The Optimal Volume Fraction in Percutaneous Vertebroplasty Evaluated by Pain Relief, Cement Dispersion, and Cement Leakage: A Prospective Cohort Study of 130 Patients with Painful Osteoporotic Vertebral Compression Fracture in the Thoracolumbar Vertebra.
World Neurosurg. 2018 Mar 16;:
Authors: Sun HB, Jing XS, Liu YZ, Qi M, Wang XK, Hai Y
Abstract
OBJECTIVE: Our aim was to probe the relationship among cement volume/fraction, imaging features of cement distribution, and pain relief, and then to evaluate the optimal volume during percutaneous vertebroplasty.
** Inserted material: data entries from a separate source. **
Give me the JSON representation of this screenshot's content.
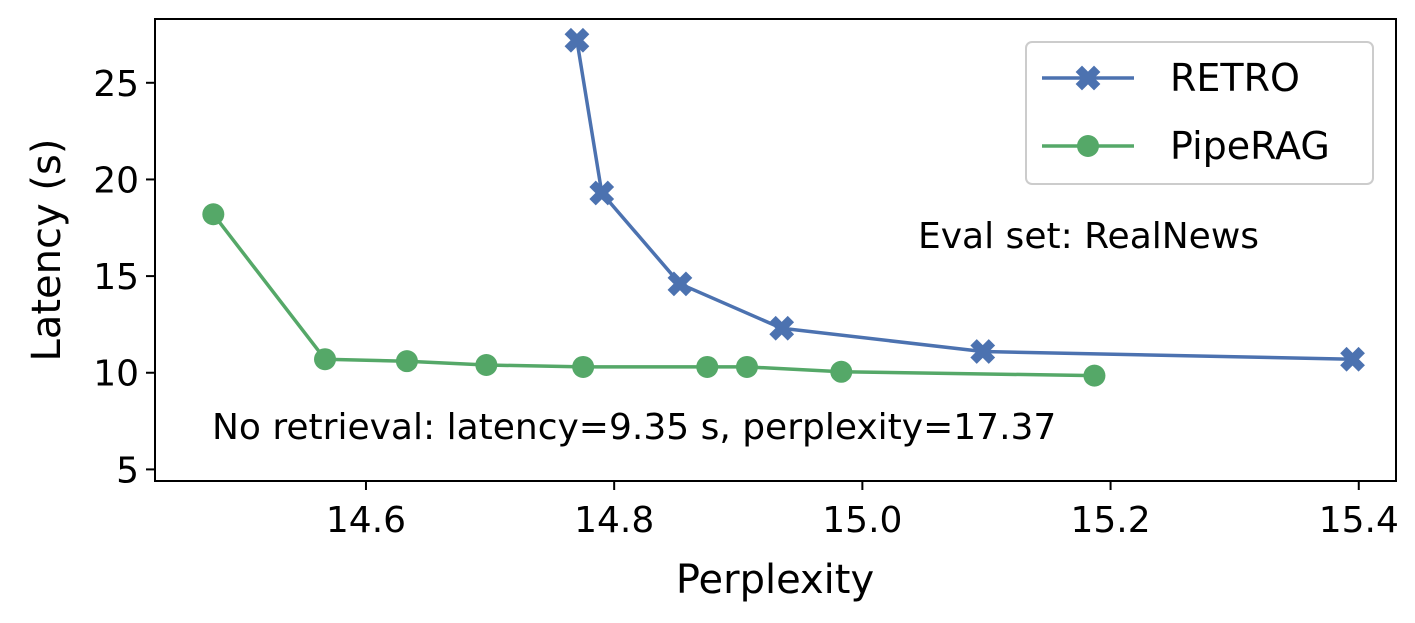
{
  "chart_data": {
    "type": "line",
    "title": "",
    "xlabel": "Perplexity",
    "ylabel": "Latency (s)",
    "xlim": [
      14.43,
      15.43
    ],
    "ylim": [
      4.4,
      28.3
    ],
    "xticks": [
      14.6,
      14.8,
      15.0,
      15.2,
      15.4
    ],
    "xtick_labels": [
      "14.6",
      "14.8",
      "15.0",
      "15.2",
      "15.4"
    ],
    "yticks": [
      5,
      10,
      15,
      20,
      25
    ],
    "ytick_labels": [
      "5",
      "10",
      "15",
      "20",
      "25"
    ],
    "grid": false,
    "legend_position": "top-right",
    "series": [
      {
        "name": "RETRO",
        "color": "#4c72b0",
        "marker": "x",
        "x": [
          14.77,
          14.79,
          14.853,
          14.935,
          15.097,
          15.395
        ],
        "y": [
          27.2,
          19.3,
          14.6,
          12.3,
          11.1,
          10.7
        ]
      },
      {
        "name": "PipeRAG",
        "color": "#55a868",
        "marker": "o",
        "x": [
          14.477,
          14.567,
          14.633,
          14.697,
          14.775,
          14.875,
          14.907,
          14.983,
          15.187
        ],
        "y": [
          18.2,
          10.7,
          10.6,
          10.4,
          10.3,
          10.3,
          10.3,
          10.05,
          9.85
        ]
      }
    ],
    "annotations": [
      {
        "id": "eval-set",
        "text": "Eval set: RealNews",
        "position": "right-middle"
      },
      {
        "id": "no-retrieval",
        "text": "No retrieval: latency=9.35 s, perplexity=17.37",
        "position": "bottom-left"
      }
    ]
  }
}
METHODS: From January 2014 to January 2017, a total of 130 patients eligible for inclusion criteria were enrolled in this prospective cohort study. According to the different degrees of pain relief, cement leakage, and cement distribution, all patients were allocated to 2 groups. Clinical and radiological characteristics were assessed to identify independent factors influencing pain relief, cement leakage, and cement distribution, including age, gender, fracture age, bone mineral density, operation time, fracture level, fracture type, modified semiquantitative severity grade, intravertebral cleft, cortical disruption in the vertebral wall, endplate disruption, type of nutrient foramen, fractured vertebral body volume, intravertebral cement volume, and volume fraction. A receiver operating characteristic curve was used to analyze the diagnostic value of the cement volume/fraction, and then to obtain the optional cut-off value.
RESULTS: The preoperative VAS scores in the responders versus non responders patient groups were 7.37±0.61 versus 7.87±0.92, and the postoperative VAS scores in the responders versus non responders were 2.04±0.61 versus 4.33±0.49 at 1 week. There were no independent factors influencing pain relief. There were 95 (73.08%) patients who experienced cement leakage, and cortical disruption in the vertebral wall and cement fraction percentage were identified as independent risk factors by binary logistic regression analysis. ((Adjusted OR: 2.935, 95%CI: [1.214, 7.092], P = 0.017); (Adjusted OR: 1.134, 95%CI: [1.026, 1.254], P = 0.014)) The area under the ROC curve of volume fraction (VF%) was 0.658 (95% CI: [0.549, 0.768], P=0.006<0.05). The cut-off value of VF % for cement leakage was 21.545%, with a sensitivity of 69.50% and a specificity of 60.00%. The incidence of favorable cement distribution was 74.62% (97/130), and VF% were identified as independent protective factors. (Adjusted OR: 1.185, 95%CI: [1.067, 1.317], P = 0.002) The area under the ROC curve of VF% was 0.686 (95% CI: [0.571, 0.802], P=0.001<0.05). The cut-off value of VF% to reach a favorable cement distribution was 19.78%, with a sensitivity of 86.60% and a specificity of 51.50%.
CONCLUSIONS: In osteoporotic vertebral compression fracture with mild/moderate fracture severity at the single thoracolumbar level, the intravertebral cement volume of 4-6 ml could relieve pain rapidly. The optimal VF% was 19.78%, which could achieve satisfactory cement distribution. With the increase of VF%, the incidence of cement leakage would also increase.